R's original ML glue is now a museum piece
mlr unified R's fragmented machine-learning ecosystem before retiring itself to make way for mlr3.

What it does
mlr wraps R’s scattered machine-learning packages behind a single S3 interface. It handles the tedious plumbing—resampling, hyperparameter tuning, feature selection, benchmarking, and parallelization—so you don’t write yet another ad-hoc wrapper for a random forest package that returns output in a different shape than your SVM package.
The interesting bit
The project essentially built a domain-specific operating system for ML experiments in a language that lacked one. It even integrated with OpenML for reproducible research at a time when that was genuinely unusual.

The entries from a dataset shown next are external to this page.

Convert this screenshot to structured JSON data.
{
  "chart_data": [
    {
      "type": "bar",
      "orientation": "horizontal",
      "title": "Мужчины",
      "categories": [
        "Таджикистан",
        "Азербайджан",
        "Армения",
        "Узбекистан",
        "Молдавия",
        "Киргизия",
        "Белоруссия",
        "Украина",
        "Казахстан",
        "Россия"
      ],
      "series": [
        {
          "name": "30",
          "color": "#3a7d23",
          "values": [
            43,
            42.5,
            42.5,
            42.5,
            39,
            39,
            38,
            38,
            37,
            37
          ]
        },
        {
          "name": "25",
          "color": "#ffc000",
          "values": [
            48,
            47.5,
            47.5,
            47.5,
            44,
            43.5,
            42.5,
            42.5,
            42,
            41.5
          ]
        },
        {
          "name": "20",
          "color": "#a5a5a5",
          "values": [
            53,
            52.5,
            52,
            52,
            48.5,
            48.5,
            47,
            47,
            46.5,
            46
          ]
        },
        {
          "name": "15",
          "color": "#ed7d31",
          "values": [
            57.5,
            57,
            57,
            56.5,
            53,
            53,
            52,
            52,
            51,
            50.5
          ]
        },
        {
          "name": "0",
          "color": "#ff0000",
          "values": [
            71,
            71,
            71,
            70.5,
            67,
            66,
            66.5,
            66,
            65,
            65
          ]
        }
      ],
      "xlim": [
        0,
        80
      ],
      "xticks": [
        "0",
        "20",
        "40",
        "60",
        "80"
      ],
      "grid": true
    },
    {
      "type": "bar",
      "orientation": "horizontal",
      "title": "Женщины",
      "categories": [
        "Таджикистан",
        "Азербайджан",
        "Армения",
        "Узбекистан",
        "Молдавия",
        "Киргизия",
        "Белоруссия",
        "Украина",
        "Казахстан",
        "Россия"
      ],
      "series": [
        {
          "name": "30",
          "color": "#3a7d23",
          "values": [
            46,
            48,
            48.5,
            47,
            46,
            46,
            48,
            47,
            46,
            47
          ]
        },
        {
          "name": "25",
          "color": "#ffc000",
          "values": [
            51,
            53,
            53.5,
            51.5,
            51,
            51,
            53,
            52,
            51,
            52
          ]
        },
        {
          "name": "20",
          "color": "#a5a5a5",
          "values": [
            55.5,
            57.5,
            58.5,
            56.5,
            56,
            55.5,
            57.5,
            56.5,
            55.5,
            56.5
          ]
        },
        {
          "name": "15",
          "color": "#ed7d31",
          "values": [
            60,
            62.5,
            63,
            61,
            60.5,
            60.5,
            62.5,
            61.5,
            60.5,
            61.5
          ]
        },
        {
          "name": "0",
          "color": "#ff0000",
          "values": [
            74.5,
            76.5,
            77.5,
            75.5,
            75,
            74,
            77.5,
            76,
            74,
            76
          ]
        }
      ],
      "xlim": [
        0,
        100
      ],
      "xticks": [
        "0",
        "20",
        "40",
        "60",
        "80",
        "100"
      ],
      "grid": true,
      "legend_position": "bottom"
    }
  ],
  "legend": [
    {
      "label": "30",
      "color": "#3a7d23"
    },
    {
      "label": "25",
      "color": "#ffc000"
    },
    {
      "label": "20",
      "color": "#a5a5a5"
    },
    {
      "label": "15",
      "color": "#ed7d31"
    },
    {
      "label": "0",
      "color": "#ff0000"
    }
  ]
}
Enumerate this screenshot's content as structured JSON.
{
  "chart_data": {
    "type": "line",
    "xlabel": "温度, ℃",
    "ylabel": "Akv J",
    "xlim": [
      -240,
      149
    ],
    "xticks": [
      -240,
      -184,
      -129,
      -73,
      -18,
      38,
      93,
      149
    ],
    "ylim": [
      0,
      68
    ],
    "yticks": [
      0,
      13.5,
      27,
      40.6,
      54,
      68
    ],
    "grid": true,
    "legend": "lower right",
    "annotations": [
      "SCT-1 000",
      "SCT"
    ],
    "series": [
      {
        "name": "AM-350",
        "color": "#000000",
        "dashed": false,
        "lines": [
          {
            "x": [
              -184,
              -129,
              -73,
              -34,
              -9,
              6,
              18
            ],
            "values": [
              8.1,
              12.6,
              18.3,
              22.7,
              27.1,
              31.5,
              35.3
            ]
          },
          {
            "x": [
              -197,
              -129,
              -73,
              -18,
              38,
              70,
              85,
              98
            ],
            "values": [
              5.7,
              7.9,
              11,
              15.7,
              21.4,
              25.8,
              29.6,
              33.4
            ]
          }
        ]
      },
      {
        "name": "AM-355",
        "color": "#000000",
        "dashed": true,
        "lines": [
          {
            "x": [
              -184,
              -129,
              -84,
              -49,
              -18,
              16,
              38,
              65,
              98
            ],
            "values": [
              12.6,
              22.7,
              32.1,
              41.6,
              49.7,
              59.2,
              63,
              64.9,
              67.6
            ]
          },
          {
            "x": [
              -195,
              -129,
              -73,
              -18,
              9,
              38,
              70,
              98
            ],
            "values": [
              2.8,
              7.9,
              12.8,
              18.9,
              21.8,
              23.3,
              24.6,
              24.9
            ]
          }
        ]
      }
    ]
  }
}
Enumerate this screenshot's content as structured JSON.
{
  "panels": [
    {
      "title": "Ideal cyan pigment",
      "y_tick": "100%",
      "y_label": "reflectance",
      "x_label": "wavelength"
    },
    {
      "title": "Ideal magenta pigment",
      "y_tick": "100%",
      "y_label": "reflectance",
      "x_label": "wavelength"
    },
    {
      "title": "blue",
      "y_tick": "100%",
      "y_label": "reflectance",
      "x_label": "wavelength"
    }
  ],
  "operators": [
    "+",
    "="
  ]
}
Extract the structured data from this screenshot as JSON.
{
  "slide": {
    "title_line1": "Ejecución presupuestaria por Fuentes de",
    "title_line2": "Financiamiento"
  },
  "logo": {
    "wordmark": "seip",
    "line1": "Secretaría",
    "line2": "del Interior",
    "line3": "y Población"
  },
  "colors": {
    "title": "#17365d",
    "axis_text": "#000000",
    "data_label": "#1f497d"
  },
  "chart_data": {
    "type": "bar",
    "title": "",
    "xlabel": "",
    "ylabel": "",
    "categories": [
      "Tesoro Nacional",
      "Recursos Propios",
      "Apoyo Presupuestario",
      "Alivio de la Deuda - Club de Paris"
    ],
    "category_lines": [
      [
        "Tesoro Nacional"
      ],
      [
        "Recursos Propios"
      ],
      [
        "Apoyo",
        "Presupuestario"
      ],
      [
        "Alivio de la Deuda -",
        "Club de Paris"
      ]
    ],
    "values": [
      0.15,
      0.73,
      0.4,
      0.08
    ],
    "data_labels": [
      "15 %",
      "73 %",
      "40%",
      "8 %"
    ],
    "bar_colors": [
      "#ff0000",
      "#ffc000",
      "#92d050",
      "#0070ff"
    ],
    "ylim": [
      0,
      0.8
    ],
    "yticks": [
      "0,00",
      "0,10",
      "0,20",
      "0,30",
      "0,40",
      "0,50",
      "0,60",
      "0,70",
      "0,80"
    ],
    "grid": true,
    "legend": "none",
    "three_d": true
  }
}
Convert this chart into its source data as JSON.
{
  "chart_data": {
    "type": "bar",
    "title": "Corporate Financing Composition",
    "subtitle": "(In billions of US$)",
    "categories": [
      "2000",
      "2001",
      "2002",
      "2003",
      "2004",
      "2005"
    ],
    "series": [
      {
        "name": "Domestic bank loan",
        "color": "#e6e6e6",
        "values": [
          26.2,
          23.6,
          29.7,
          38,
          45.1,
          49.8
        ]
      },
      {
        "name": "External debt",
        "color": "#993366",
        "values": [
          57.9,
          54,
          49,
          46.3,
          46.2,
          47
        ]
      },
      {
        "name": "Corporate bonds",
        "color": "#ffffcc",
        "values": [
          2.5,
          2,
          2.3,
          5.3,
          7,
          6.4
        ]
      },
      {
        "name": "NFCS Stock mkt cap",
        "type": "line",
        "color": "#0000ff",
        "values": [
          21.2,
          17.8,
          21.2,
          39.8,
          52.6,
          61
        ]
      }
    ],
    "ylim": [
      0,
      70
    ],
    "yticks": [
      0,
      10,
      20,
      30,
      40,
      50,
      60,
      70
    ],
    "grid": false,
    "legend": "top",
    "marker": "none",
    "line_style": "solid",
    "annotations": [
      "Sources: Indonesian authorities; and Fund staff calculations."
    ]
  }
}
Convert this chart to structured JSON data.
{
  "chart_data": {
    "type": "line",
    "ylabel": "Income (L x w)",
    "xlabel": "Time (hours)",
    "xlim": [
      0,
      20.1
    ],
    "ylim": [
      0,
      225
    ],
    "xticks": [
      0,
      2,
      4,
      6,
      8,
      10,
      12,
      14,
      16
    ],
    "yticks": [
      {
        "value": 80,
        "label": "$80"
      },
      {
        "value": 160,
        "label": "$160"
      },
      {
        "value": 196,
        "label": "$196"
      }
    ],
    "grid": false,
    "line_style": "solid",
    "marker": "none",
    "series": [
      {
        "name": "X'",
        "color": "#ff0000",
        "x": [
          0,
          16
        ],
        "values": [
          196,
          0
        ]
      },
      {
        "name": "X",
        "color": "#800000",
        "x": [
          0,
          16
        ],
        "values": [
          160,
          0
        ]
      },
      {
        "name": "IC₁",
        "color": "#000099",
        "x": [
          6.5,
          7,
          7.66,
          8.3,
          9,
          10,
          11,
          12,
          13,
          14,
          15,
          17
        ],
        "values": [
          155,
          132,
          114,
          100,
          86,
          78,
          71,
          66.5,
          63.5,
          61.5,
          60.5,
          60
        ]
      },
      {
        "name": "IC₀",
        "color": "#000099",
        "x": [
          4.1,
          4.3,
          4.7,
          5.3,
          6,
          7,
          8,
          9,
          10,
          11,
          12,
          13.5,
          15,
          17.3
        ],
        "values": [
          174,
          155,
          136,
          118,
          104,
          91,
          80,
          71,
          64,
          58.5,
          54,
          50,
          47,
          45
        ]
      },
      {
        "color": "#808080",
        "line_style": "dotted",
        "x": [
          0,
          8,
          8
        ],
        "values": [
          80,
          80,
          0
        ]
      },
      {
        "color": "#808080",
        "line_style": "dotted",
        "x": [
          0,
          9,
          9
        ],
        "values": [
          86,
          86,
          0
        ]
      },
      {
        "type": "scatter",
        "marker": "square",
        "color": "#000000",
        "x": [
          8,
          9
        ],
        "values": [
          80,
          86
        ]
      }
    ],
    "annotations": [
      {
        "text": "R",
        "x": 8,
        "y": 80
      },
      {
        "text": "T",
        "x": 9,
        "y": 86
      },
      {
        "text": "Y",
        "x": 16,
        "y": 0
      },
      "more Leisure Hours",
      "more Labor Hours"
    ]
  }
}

Then it did something rare: it declared itself retired and pointed everyone to its successor, mlr3, rather than dragging out obsolescence.
Key highlights
- Unified interface for classification, regression, survival analysis, and clustering
- Built-in resampling (CV, bootstrapping, subsampling) and nested resampling for tuning
- Hyperparameter optimization including SMBO and iterated F-racing via irace
- Variable selection with filters and wrappers; cost-sensitive learning and imbalance correction
- OpenML connector and built-in parallelization support
- Detailed tutorial and JMLR paper for citation
Caveats
- Retired: no new features, only severe bug fixes; team explicitly directs users to mlr3
- Not all mlr features exist in mlr3 yet, so migration may require patience or issue-filing
Verdict
Worth studying if you maintain legacy R ML pipelines or want to understand how a mature ecosystem gracefully sunsets itself. Skip it for new projects—use mlr3 instead, as the maintainers themselves insist.